Am I to assume that my tradition has correctly interpreted the psalms according to this revelation of Jesus Christ? Whom should I ask? This is a serious question. Indeed the Scriptures speak of Christ - but when he speaks to me through them, he does not glorify himself. But he shows the character of Yahweh-God who is praised in these psalms. And this has been true of Christendom in part - but also in part, Christendom has done things that are completely outside the character of Yahweh. I find that when we really read what is in the psalms, it is not our theology - i.e. right or wrong beliefs, that is in question, but our actions in imitation of the kindness we see. As church whether institution or individual, we should not be in the position of the bully, or in a conflict of interest because we are beholden to some social situation.

Here is what Dr. D is doing in his work as a grammarian: 

But we must not seek in the New Testament Scriptures what they are not designed to furnish, viz., an answer to questions belonging to the lower grades of knowledge, to grammar, to cotemporary history and to criticism. The highest and final questions of the spiritual meaning of Scripture find their answer here; the grammatico-historico critical under-structure, — as it were, the candlestick of the new light, — it was left for succeeding ages to produce.

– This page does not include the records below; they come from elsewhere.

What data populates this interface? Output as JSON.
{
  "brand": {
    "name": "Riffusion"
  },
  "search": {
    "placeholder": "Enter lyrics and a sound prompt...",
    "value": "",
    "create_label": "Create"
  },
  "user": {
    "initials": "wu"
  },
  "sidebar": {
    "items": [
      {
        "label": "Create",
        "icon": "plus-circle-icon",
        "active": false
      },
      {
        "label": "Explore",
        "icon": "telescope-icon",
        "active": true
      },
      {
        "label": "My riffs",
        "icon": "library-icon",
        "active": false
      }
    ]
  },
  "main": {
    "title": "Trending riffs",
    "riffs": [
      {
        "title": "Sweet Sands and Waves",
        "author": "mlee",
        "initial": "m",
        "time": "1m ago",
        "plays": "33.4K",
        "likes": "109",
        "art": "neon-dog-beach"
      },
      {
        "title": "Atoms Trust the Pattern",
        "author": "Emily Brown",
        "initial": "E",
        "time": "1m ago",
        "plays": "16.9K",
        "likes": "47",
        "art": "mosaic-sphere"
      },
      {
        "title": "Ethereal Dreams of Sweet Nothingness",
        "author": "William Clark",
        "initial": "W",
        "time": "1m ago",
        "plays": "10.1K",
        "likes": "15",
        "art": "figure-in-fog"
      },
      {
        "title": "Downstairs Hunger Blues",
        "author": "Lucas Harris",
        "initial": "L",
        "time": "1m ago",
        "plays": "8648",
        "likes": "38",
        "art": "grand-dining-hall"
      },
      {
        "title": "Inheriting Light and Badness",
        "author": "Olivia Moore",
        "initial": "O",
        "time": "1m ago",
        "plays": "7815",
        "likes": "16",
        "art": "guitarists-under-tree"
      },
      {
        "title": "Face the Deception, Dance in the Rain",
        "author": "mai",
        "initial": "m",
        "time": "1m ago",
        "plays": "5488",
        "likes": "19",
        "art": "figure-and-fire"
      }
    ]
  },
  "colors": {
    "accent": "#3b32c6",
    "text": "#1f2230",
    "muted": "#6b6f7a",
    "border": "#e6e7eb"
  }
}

Now there's a thought - and close to what he reveals about his love of language in the foreword of the Music book (Physiologie Und Musik in Ihrer Bedeutung Für Die Grammatik: Besonders Die Hebräische); 

When I was called back to the local university after twenty-one years of work in Rostock and Erlangen, where I had now completed the professorship a full 25 years ago; I heard from several quarters that I was to be primarily concerned with preserving and cultivating the solid grammatical tradition established by my predecessor in the exegesis of the Old Testament. 

... And this expectation also agrees with my personal inclination, because theology and linguistics have always fought for supremacy in me, and in the course of my studies I have become more and more convinced that theology, as an essentially historical science that is based on documented facts and has to be built on the foundations of grammatical interpretation.

I am really looking forward to carrying on this unexpected journey into the past.